Not every project should make this switch. Electron is still the right call when:

  • - Your team is JavaScript-only and the cost of hiring or learning native development is too high.

  • - You need deep Node.js integration — native modules, complex file system operations, or tight npm ecosystem coupling.

  • - Cross-browser consistency is critical and you can't afford to test against multiple web view versions.

  • - You need a battle-tested ecosystem for auto-updates, crash reporting, code signing, and CI/CD out of the box.

  • - Your app is complex enough that the 170 MB overhead is a rounding error compared to the value it delivers (think VS Code, Figma desktop, Slack).

When to Make the Switch

The embedded web view approach shines when:

  • - App size and startup speed are user-facing competitive advantages.

  • - Your app is a lightweight utility, tray app, or wrapper around an existing web app.

  • - You have native development capability on the team (or are willing to invest in it).

  • - You're targeting environments where bandwidth, disk space, or RAM are constrained.

  • - You want your desktop app to feel invisible — fast, light, and native.


Practical Starting Points

If you want to explore this approach without starting from scratch, a few tools can accelerate the path. Tauri is the most mature framework in this space — it provides the native shell, the JS bridge, and build tooling for both platforms. Wry is the underlying web view library Tauri uses, available as a standalone Rust crate if you want more control. On the Apple side, you can go fully native with a Swift + WKWebView setup in under 100 lines of code. On Windows, Microsoft's WebView2 SDK has solid documentation and C++/C# bindings.


Final Thought

Electron democratized desktop development, and that legacy is real. But the industry has moved. OS-level web views are now excellent, fast, and well-maintained. For many apps, the 170 MB Chromium tax is no longer a necessary cost of doing business.


Going from 170 MB to 3 MB isn't just a number on a spec sheet.
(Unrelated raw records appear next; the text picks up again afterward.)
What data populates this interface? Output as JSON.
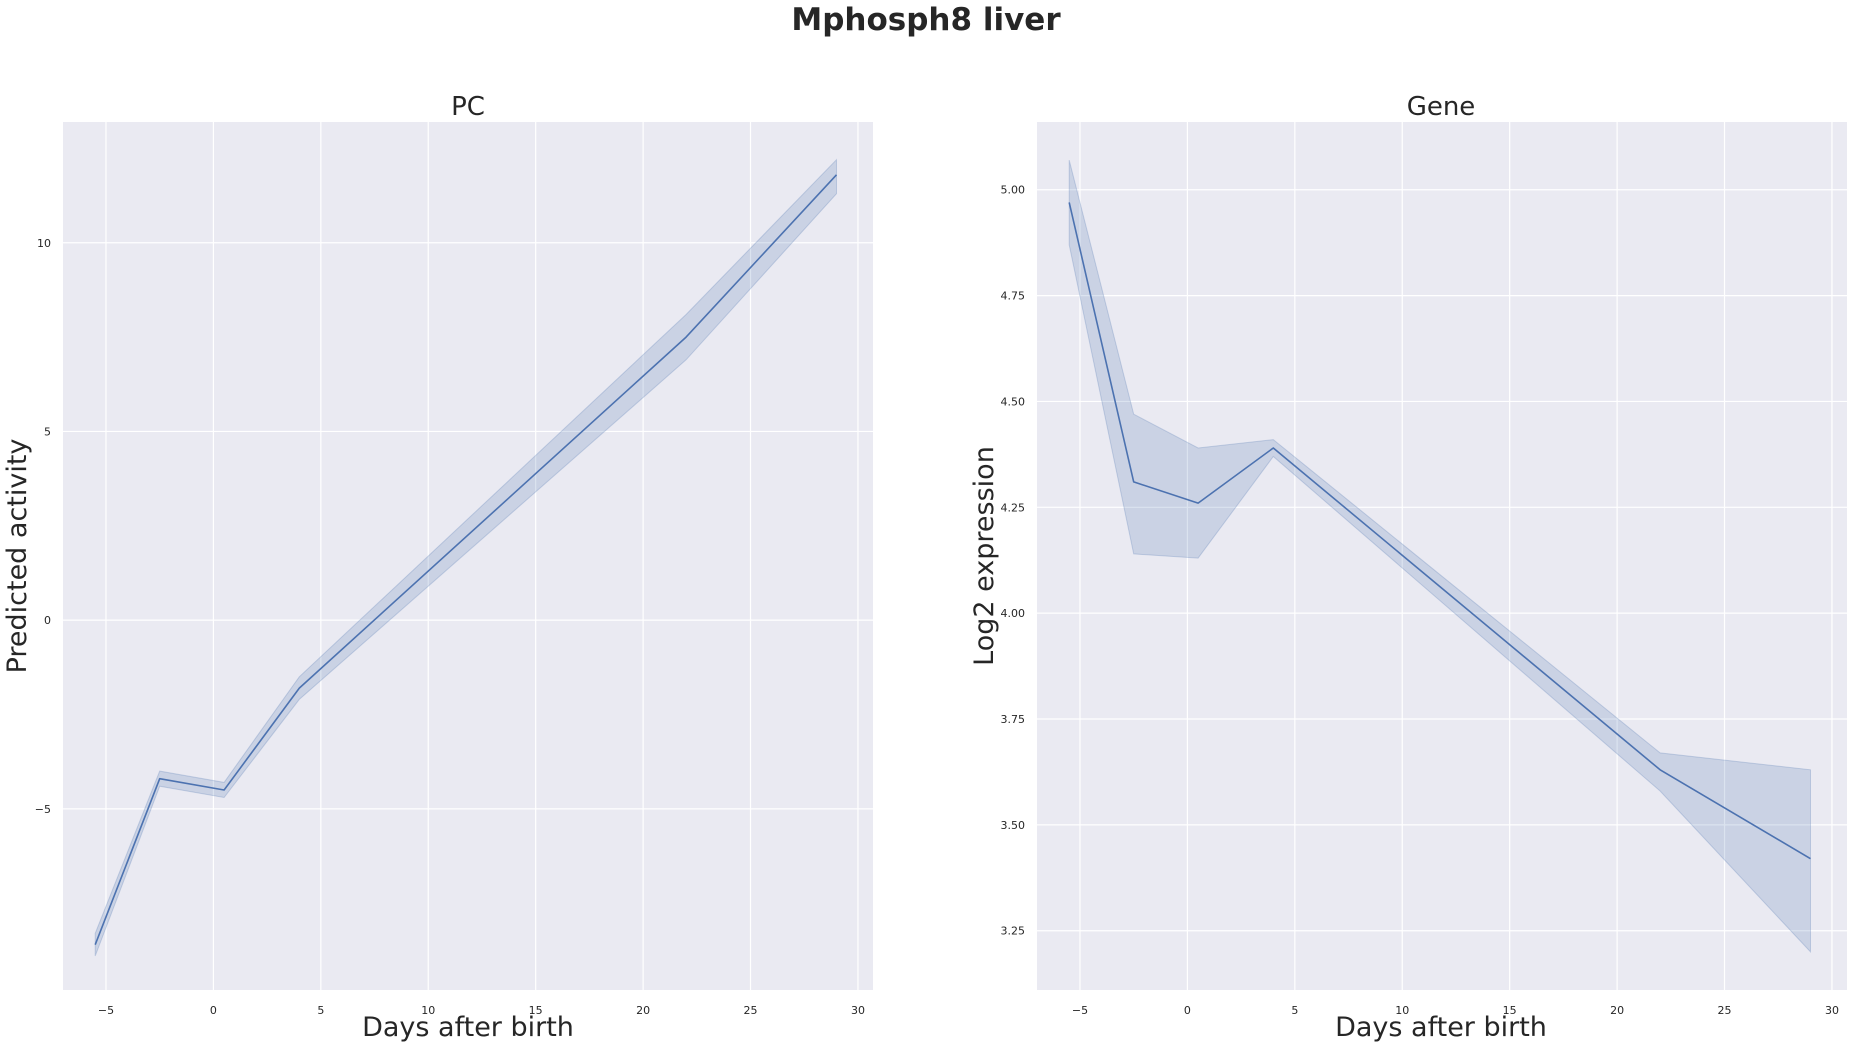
{
  "figure": {
    "title": "Mphosph8 liver"
  },
  "chart_data": [
    {
      "type": "line",
      "title": "PC",
      "xlabel": "Days after birth",
      "ylabel": "Predicted activity",
      "xlim": [
        -7,
        30.7
      ],
      "ylim": [
        -9.8,
        13.2
      ],
      "xticks": [
        -5,
        0,
        5,
        10,
        15,
        20,
        25,
        30
      ],
      "xtick_labels": [
        "−5",
        "0",
        "5",
        "10",
        "15",
        "20",
        "25",
        "30"
      ],
      "yticks": [
        -5,
        0,
        5,
        10
      ],
      "ytick_labels": [
        "−5",
        "0",
        "5",
        "10"
      ],
      "grid": true,
      "line_color": "#4c72b0",
      "band_color": "#4c72b0",
      "series": [
        {
          "x": [
            -5.5,
            -2.5,
            0.5,
            4,
            22,
            29
          ],
          "y": [
            -8.6,
            -4.2,
            -4.5,
            -1.8,
            7.5,
            11.8
          ],
          "ci_low": [
            -8.9,
            -4.4,
            -4.7,
            -2.1,
            6.9,
            11.3
          ],
          "ci_high": [
            -8.3,
            -4.0,
            -4.3,
            -1.5,
            8.1,
            12.2
          ]
        }
      ]
    },
    {
      "type": "line",
      "title": "Gene",
      "xlabel": "Days after birth",
      "ylabel": "Log2 expression",
      "xlim": [
        -7,
        30.7
      ],
      "ylim": [
        3.11,
        5.16
      ],
      "xticks": [
        -5,
        0,
        5,
        10,
        15,
        20,
        25,
        30
      ],
      "xtick_labels": [
        "−5",
        "0",
        "5",
        "10",
        "15",
        "20",
        "25",
        "30"
      ],
      "yticks": [
        3.25,
        3.5,
        3.75,
        4.0,
        4.25,
        4.5,
        4.75,
        5.0
      ],
      "ytick_labels": [
        "3.25",
        "3.50",
        "3.75",
        "4.00",
        "4.25",
        "4.50",
        "4.75",
        "5.00"
      ],
      "grid": true,
      "line_color": "#4c72b0",
      "band_color": "#4c72b0",
      "series": [
        {
          "x": [
            -5.5,
            -2.5,
            0.5,
            4,
            22,
            29
          ],
          "y": [
            4.97,
            4.31,
            4.26,
            4.39,
            3.63,
            3.42
          ],
          "ci_low": [
            4.87,
            4.14,
            4.13,
            4.37,
            3.58,
            3.2
          ],
          "ci_high": [
            5.07,
            4.47,
            4.39,
            4.41,
            3.67,
            3.63
          ]
        }
      ]
    }
  ]
}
It changes how users perceive your app — it downloads instantly, launches instantly, and sits quietly in the background. It changes how you ship — small, fast, fearless updates. And it changes how your app feels — less like a web page in a box, more like something that belongs on the machine.


The trade-off is real: you lose Electron's convenience and ecosystem in exchange for size, speed, and nativeness. Whether that trade-off is worth it depends entirely on what you're building and who you're building it for.


For us, it was worth every line of native code.